A key commodities gauge has plummeted since reaching an all-time high a month ago as recession fears ravage what was one of the most resilient corners of the market.
The Bloomberg Commodity Spot Index, which tracks 23 energy, metal and crop futures contracts, has lost more than 20% after touching the record in June. Prices for everything from gasoline to wheat are slumping on concerns that a stagnating economy will hurt demand. Though commodity supplies remain tight, the retreat could provide much-needed relief to consumers struggling with surging inflation.

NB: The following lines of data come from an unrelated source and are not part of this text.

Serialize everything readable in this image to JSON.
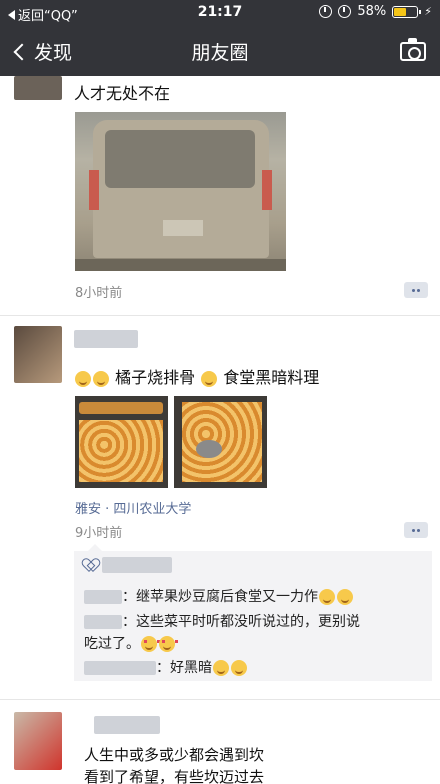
{
  "status_bar": {
    "back_app": "返回“QQ”",
    "time": "21:17",
    "battery": "58%",
    "battery_level": 0.58
  },
  "nav": {
    "back_label": "发现",
    "title": "朋友圈"
  },
  "posts": [
    {
      "text": "人才无处不在",
      "time": "8小时前"
    },
    {
      "text": "橘子烧排骨",
      "text2": "食堂黑暗料理",
      "location": "雅安 · 四川农业大学",
      "time": "9小时前",
      "comments": [
        {
          "text": "：继苹果炒豆腐后食堂又一力作"
        },
        {
          "text": "：这些菜平时听都没听说过的，更别说"
        },
        {
          "text": "吃过了。"
        },
        {
          "text": "：好黑暗"
        }
      ]
    },
    {
      "text": "人生中或多或少都会遇到坎",
      "text2": "看到了希望，有些坎迈过去"
    }
  ],
  "colors": {
    "nav_bg": "#333439",
    "link": "#576b95",
    "time_text": "#8a8a8a"
  }
}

Commodities had been advancing since the early days of the worldwide pandemic as massive government spending and ultra-low interest rates bolstered demand while production was curbed. Russia’s war in Ukraine exacerbated supply disruptions.
But sentiment has shifted as fears grow that the Federal Reserve won’t be able to tame the highest inflation in four decades without throwing the economy into a recession. A surge in the US dollar — which makes it more expensive to buy raw materials priced in the greenback — has also weighed on US-traded commodities. Hedge-fund managers recently slashed bets on higher commodity prices to the lowest in almost two years.
Still, recession is a “highly anticipatory concern”, and markets have “clearly overreacted” by bringing prices for commodities back to pre-war levels even as supplies of raw materials such as oil remain tight and vulnerable to disruptions, according to Greg Sharenow, who manages a portfolio focused on energy and commodities at Pacific Investment Management Co.
While the recent surge in energy and food costs worked as a “very big tax” weighing on consumption, demand should re-accelerate in the next months and keep markets tight as China’s economy rebounds, Sharenow said in an interview.